Sí, allí estaba yo, bronceándome y observando cómo las nubes fluían sin alterarse
hacia el borde de los cerros. El cielo, allá arriba, parecía una enorme costra roja, y las
casas destacaban oscuras contra él, monstruosidades bulbosas de color bilioso y de una
fealdad uniforme, muchas de ellas manchadas de sangre, mierda y grafitis.
Era cierto que para nosotros, los pandilleros, Ñaña siempre había sido pequeña,
concéntrica, pero ahora, con la ocupación de los zombis, el pueblo parecía enorme, casi
un continente entero, y aquella misteriosa expansión creaba un contexto difícil de sortear
a la hora de movernos por la zona, una zona tan llena de arboledas, acequias, eriales y
crisolitos regados en la tierra. No quiero excusarme ahora, pero estoy seguro de que fue
precisamente aquella hosquedad geográfica la que me impidió atrapar a Sirius y terminar
de una buena vez con mi cacería que se prolongaba desde las épocas sin zombis, cuando
todos los pandilleros vivíamos tranquilos y cuando nuestro único problema eran las
batidas policiales.
Por entonces yo pertenecía a Los Kagas, una banda de negros adolescentes y
rabiosos, hartos de ser tratados como la mierda del pueblo. Sirius, dos o tres años mayor
que yo, era el cabecilla de Los Meas, un grupo de mestizos que se creían la última cagada
de Ñaña, es decir, una copia blasfema de los nazis o del KKK. También existían, por
supuesto, otras pandillas tan feroces o territoriales como nosotros. Allí estaban Los
Sierras, formado por los serranos y cholones del pueblo; Los Chupetones, por los maricas
de Ñaña; Las Clickers, por adolescentes feminazis; Los BwBw, por skaters punk y,
finalmente, Los Buguis, pandilla constituida únicamente por niños que, en manada, eran
tan letales como hienas. Todos, en conjunto, vitalizábamos el pueblo, dándole cierto
relieve y protección a nuestra vida adolescente.

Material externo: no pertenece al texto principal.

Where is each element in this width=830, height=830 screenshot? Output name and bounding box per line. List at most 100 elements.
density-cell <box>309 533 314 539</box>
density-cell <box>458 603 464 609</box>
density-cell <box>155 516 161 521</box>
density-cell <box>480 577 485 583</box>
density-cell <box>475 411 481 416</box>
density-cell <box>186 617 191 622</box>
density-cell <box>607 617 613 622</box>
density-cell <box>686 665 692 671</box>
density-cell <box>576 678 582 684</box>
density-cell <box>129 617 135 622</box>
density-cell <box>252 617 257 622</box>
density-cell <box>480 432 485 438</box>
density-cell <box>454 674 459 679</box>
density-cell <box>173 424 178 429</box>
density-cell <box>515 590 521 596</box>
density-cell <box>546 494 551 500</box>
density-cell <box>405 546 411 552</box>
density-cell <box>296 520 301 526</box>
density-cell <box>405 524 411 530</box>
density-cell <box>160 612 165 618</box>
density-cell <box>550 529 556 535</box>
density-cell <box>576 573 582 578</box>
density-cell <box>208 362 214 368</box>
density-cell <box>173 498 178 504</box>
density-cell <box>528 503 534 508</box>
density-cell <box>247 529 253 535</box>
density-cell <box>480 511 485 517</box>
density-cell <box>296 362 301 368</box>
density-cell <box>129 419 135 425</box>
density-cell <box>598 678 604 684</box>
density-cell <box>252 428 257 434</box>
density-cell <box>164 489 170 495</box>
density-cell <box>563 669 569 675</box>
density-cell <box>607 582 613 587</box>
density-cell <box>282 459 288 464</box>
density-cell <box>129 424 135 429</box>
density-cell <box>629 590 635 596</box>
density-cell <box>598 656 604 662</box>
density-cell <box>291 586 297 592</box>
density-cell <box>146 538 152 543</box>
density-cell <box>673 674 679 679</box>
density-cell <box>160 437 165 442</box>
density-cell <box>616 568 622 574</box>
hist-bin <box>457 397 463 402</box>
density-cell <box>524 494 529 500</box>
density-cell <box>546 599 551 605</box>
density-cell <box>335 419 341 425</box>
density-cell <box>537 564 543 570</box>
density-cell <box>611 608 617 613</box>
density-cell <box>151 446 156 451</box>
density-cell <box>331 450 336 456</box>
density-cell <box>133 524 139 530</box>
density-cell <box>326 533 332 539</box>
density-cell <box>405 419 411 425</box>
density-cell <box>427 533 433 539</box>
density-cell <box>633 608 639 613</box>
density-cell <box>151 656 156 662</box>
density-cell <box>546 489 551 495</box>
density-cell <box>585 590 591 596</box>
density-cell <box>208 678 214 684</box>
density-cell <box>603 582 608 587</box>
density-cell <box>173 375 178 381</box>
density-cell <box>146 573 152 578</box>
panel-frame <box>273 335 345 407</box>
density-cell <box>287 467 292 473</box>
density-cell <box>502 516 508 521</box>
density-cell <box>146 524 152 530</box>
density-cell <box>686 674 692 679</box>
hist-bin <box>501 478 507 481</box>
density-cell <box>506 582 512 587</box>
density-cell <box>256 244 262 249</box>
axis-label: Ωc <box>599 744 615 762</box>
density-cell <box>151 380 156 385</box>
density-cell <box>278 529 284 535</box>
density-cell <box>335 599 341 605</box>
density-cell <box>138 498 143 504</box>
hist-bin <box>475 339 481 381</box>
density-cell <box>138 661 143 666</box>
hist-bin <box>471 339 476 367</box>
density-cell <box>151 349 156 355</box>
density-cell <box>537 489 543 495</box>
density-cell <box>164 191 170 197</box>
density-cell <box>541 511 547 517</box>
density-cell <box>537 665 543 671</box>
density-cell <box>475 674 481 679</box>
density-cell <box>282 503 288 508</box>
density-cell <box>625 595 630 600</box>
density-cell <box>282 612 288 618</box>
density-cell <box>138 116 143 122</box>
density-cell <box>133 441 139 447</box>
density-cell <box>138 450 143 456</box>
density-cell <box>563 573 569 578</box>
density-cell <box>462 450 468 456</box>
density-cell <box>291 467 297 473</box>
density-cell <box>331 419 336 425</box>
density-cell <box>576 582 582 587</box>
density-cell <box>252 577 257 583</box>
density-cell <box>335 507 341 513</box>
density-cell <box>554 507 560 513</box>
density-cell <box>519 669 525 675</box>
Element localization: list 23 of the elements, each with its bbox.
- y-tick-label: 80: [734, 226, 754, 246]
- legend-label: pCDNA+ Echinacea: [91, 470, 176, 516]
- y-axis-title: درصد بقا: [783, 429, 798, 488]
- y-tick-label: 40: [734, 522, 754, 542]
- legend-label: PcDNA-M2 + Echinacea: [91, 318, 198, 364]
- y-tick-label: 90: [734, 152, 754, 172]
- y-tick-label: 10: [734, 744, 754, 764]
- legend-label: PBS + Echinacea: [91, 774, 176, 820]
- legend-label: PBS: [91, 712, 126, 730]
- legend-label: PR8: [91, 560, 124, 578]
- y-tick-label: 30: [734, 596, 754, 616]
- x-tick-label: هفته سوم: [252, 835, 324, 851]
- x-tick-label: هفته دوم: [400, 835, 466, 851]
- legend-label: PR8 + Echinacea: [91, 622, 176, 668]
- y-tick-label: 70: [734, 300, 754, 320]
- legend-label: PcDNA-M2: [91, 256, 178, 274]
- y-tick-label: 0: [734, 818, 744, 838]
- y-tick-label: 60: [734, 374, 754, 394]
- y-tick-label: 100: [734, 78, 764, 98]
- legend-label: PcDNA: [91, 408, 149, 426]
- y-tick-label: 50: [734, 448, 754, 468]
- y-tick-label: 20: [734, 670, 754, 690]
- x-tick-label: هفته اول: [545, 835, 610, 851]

Si no recuerdo mal, yo entré a Los Kagas buscando una identidad, pero poco a
poco fui entendiendo que mi identidad ya había sido hallada desde que tuve uso de razón,
y esta trataba —básicamente— de mi color de piel. En efecto, yo era la carne negra de
Ñaña y eso en lugar de avergonzarme se convertía en mi soberanía y única elegancia.
Pero no siempre fue así. Al principio sufrí los insultos y provocaciones de la gente en la
escuela. Me gritaban negro. ¡Negro! ¡Negro! ¡Negro sucio! ¡Negro concha tu madre!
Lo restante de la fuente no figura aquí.